Anne Miller’s photographs transform extracts of our everyday world into an explosion of abstract color. Drawing upon her interest in computing and photography, she reimagines fabricated objects and organic materials. Guided by shape, color and texture, Miller creates vivid works that invite the viewer to admire their beauty and contemplate their complexity.
Anita Rama’s imagery reflects the beauty and connection that she feels with the natural world. For this project, Rama honed in on the details of individual cactus plants. Focusing on color, shape, and water marks, she engaged in an intimate conversation with her subjects and created a series of abstract images that provide a remarkably aquatic vision of the desert landscape.

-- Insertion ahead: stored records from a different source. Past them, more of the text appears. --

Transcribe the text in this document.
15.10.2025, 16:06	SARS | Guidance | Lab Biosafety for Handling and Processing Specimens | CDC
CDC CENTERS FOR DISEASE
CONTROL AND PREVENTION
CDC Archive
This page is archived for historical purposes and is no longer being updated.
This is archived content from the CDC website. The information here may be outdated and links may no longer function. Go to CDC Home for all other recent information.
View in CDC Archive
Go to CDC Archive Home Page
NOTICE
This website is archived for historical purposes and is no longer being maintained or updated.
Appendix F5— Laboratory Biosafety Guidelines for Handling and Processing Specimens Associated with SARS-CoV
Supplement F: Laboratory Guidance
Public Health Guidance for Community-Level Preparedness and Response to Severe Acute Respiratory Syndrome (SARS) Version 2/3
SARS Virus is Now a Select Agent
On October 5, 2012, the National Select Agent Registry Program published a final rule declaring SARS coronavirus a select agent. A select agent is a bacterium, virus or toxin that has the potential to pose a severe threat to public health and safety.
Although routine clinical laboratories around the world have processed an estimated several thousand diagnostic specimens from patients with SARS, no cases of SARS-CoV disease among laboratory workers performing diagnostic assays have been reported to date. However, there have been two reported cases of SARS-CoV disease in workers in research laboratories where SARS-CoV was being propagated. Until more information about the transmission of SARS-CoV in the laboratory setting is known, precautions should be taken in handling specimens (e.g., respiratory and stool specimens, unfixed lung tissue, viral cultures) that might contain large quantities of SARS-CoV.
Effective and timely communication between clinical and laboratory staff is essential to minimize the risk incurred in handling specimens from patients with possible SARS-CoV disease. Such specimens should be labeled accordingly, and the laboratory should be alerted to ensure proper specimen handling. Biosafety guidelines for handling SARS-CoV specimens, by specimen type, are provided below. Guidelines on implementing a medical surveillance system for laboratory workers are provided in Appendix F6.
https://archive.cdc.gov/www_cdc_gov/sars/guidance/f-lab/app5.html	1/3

Henry Paine has been influenced strongly by the black and white photography of Ansel Adams, Edward Weston and Brett Weston, but it was Don Worth’s stunning images of succulent and other plants that he first saw in 1973 that opened his eyes to their beauty. Since that time he has been fascinated with photographing plants himself. In 1980 he began making yearly trips to the Huntington Botanical Gardens in San Marino, CA where he spent many hours primarily in the Desert Garden with occasional forays into the more lush areas of Huntington Estate.
Growing up in Jerry Takigawa’s family, when anyone spoke of camp, they weren’t referring to a pine-scented summer retreat; they were referring to the WWII American concentration camps sanctioned by Roosevelt’s Executive Order 9066. Enlisting memory, old family photographs, and the history of the Japanese American diaspora, Takigawa gained a new appreciation for the struggles his family endured. Balancing Cultures represents his personal expression and interpretation of the emotions, insights, and deep collective acceptance of the political and social injustices unexpressed by his immigrant grandparents and American-born parents. In Balancing Cultures, he interprets how it felt to endure economic loss, the pain of prejudice and imprisonment, and the repercussions of re-integration into post-war America.
A mandala is a geometric configuration of symbols, images or shapes. Various spiritual practitioners employ mandalas as a guidance tool to focus their attention, to establish sacred spaces and as an aid for meditation and trance induction. In “New Age”, the mandala is a diagram, chart or geometric pattern that represents the cosmos metaphysically or symbolically: a time-microcosm of the universe. It originally represented wholeness and a model for the organizational structure of life itself; a cosmic diagram that shows the relation to the infinite and the world that extends beyond and within minds and bodies (source: Wikipedia).